An example is where a mobile app gathers usage statistics for later processing. The data recorded won’t be uploaded until the device comes online again, which means data might arrive with a skew of minutes to weeks or more.

Windowing by Event Time

Windowing by Event Time is the gold standard of windowing. Most data processing systems lack native support for it, although any system with a decent consistency model like Hadoop or Spark Streaming could be used to help build a windowing system). Event time windows have a few drawbacks due to the fact that windows often live longer (in processing time) than the actual length of the window itself.

Buffering - due to extended window lifetimes, more buffering of data is required Any well-designed data-processing system with a strongly consistent persistent state should be able to handle.
Completeness - There is no good way of knowing when we’ve seen all the data for a given window

Watermarks

A watermark is a notion of input completeness with respect to event times. A watermark with a value of time X makes the statement “all input data with event times less than X have been observed”. Watermarks act as a metric of progress when observing an unbounded data source with no known end.

Watermarks help answer the first half of the question “When in processing time are results materialized?”. Watermarks are temporal notions of input completeness in the event-time domain (i.e. the way the system measures progress and completeness relative to the event times of the records being processed in a stream of events).

You can look for two types of watermarks (perfect or heuristic):

Perfect watermarks - For the case where we have perfect knowledge of all of the input data, it’s possible to have a perfect watermark. In this case, there is no such thing as late data; all data are early or on time.
Heuristic watermarks - For many distributed input sources, perfect knowledge of the input data is impractical. The next best option is to provide a heuristic watermark, which uses whatever information is available about the inputs (partitions, ordering within partitions, growth rate of files, etc) to provide an estimate of progress that is as accurate as possible.

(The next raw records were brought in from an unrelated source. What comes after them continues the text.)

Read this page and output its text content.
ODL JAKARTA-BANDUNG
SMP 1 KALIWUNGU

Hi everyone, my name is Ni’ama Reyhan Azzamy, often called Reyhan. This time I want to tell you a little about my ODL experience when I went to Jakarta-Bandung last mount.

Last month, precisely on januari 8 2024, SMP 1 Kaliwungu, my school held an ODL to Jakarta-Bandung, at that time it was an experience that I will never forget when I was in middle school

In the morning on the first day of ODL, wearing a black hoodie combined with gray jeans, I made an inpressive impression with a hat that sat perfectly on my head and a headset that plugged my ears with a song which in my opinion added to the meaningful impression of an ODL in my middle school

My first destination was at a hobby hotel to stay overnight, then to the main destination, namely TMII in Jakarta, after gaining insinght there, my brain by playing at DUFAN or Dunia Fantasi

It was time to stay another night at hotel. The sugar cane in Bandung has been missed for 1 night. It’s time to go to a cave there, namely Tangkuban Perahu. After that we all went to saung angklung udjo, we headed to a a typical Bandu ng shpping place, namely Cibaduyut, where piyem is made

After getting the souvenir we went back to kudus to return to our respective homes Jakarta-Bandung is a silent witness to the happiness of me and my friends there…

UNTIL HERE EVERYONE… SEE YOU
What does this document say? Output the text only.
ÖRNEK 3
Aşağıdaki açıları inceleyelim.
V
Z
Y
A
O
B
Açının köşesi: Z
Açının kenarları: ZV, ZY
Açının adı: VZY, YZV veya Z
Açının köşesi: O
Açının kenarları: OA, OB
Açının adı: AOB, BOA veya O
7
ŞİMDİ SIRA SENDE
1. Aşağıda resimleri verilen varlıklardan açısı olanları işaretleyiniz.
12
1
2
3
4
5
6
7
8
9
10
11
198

The use of heuristic watermarks mean it may sometimes be wrong, which can lead to late data.

Windows are materialized as the watermark passes the end of the window.

Triggers

A trigger is a mechanism for declaring when the output for a window should be materialized relative to some external signal.

Triggers provide flexibility in choosing when outputs should be emitted.
Triggers make it possible to observe the output for a window multiple times as it evolves

Triggers help answer the second half of the question “When in processing time are results materialized?”. Triggers declare when output for a window should happen in processing time.

Accumulation

An accumulation mode specifies the relationship between multiple results that are observed for the same window. These results might be completely disjointed (i.e. distinct, non-overlapping piece of information, no overlap or accumulation of previous results within the same window) or the results might have overlap between them.

Questions

We want to answer these questions about the data:

What results are calculated? We can answer by the types of transformations within the pipeline (e.g. are we computing sums, training ML models)
Where in event time are results calculated? We can answer by the use of event-time windowing within the pipeline This includes common examples of windowing (e.g. fixed, sliding, sessions), use cases that have no notion of windowing (e.g. time-agnostic processing, classic batch processing), and other more complex types of windowing
When in processing time are results materialized? We can answer with the use of watermarks and triggers. The most common pattern is to use the watermark to delineate when input for a given window is complete, with triggers allowing the specification of early results (for speculative, partial results emitted before the window is complete)
How do refinements of results relate? We can answer by the type of accumulation modes used: discarding (where results are all independent and distinct), accumulating (where later results build upon prior ones), or accumulating and retracting (where both the accumulating value plus a retraction for the previously triggered values are emitted)